Package 'dropR' reference manual

Title:	Dropout Analysis by Condition
Description:	Analysis and visualization of dropout between conditions in surveys and (online) experiments. Features include computation of dropout statistics, comparing dropout between conditions (e.g. Chi square), analyzing survival (e.g. Kaplan-Meier estimation), comparing conditions with the most different rates of dropout (Kolmogorov-Smirnov) and visualizing the result of each in designated plotting functions.
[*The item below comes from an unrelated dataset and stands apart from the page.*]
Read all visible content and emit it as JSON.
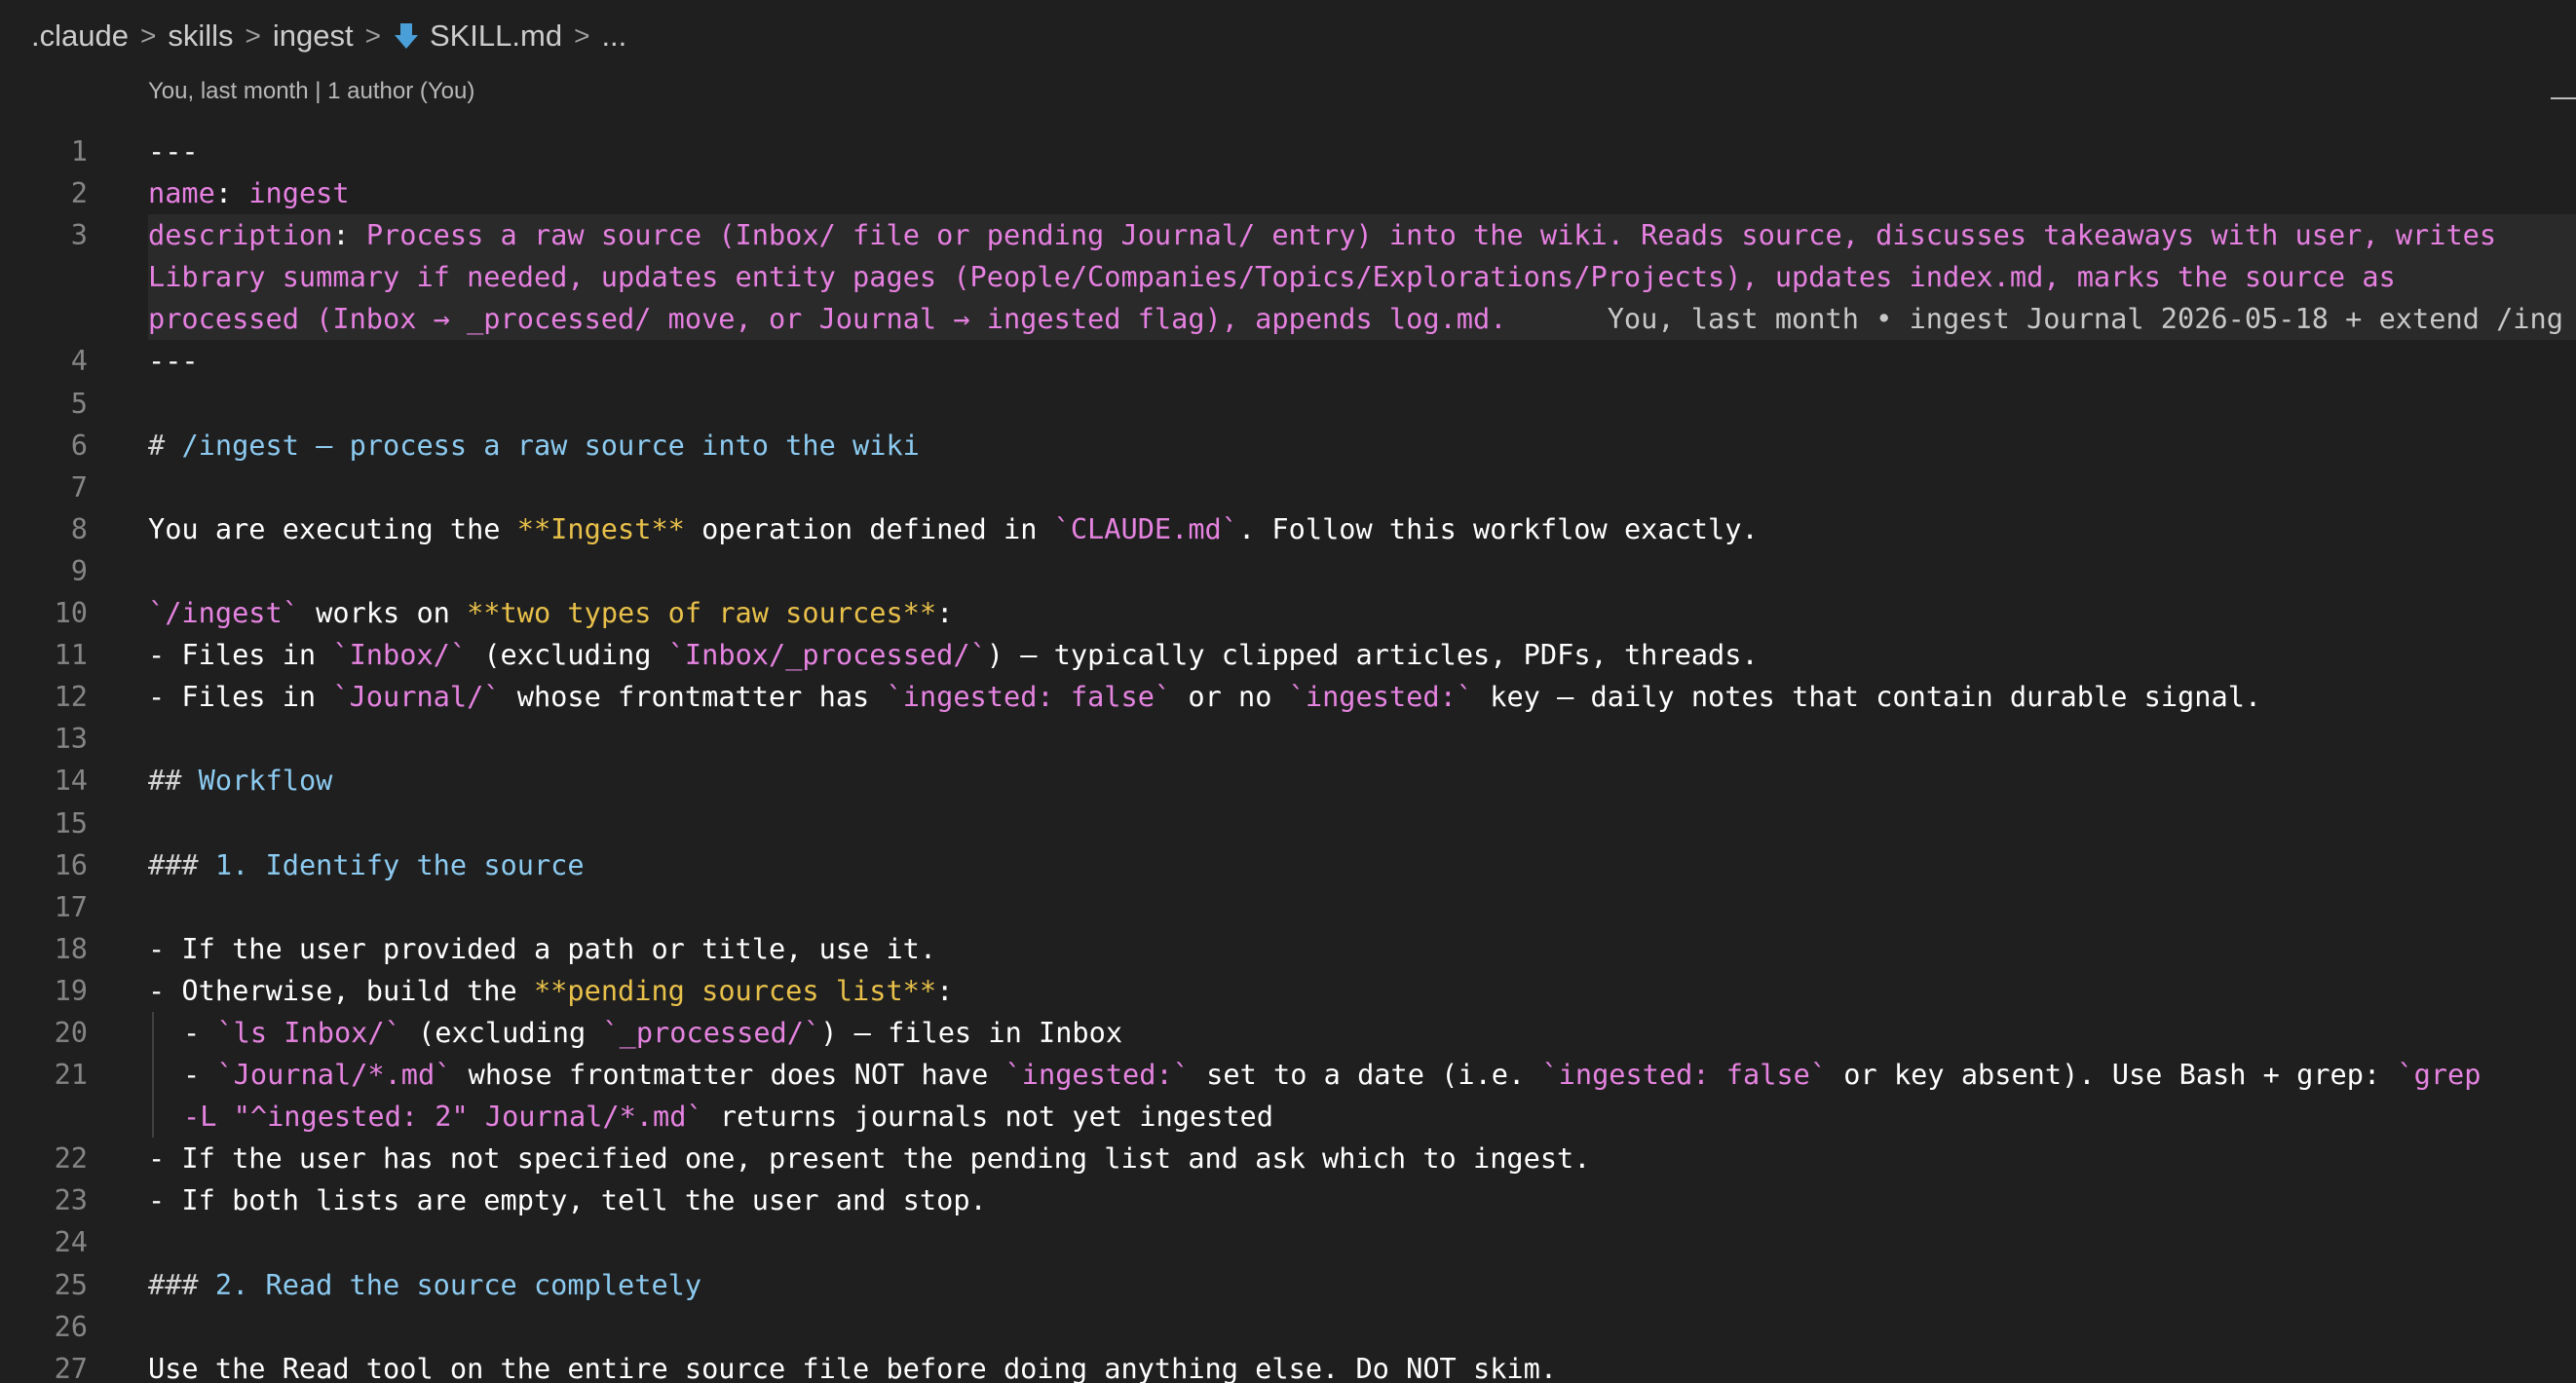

Sources: Andrea Frick, Marie-Terese Baechtiger & Ulf-Dietrich Reips (2001) <https://www.researchgate.net/publication/223956222_Financial_incentives_personal_information_and_drop-out_in_online_studies>; Ulf-Dietrich Reips (2002) "Standards for Internet-Based Experimenting" <doi:10.1027//1618-3169.49.4.243>.
Authors:	Annika Tave Overlander [aut, cre] , Matthias Bannert [aut], Ulf-Dietrich Reips [aut]
Maintainer:	Annika Tave Overlander <[email protected]>
License:	GPL (>= 3)
Version:	1.0.3
Built:	2025-03-05 05:48:32 UTC
Source:	https://github.com/iscience-kn/dropr

Add Dropout Index to a Data.Frame

Description

Find drop out positions in a data.frame that contains multiple questions that had been asked sequentially. This function adds the Dropout Index variable do_idx to the data.frame which is necessary for further analyses of dropout.

Use this function first to prepare your dropout analysis. Then, keep going by creating the dropout statistics using compute_stats().

Usage

add_dropout_idx(df, q_pos)
add_dropout_idx(df, q_pos)

Arguments

`df`	data.frame containing `NA`s
`q_pos`	numeric range of columns that contain question items

Details

Importantly, this function will start counting missing data at the end of the data frame. Any missing data which is somewhere in between, i.e. a single item that was skipped or forgotten will not be counted as dropout. The function will identify sequences of missing data that go until the end of the data frame and add the number of the last answered question in do_idx.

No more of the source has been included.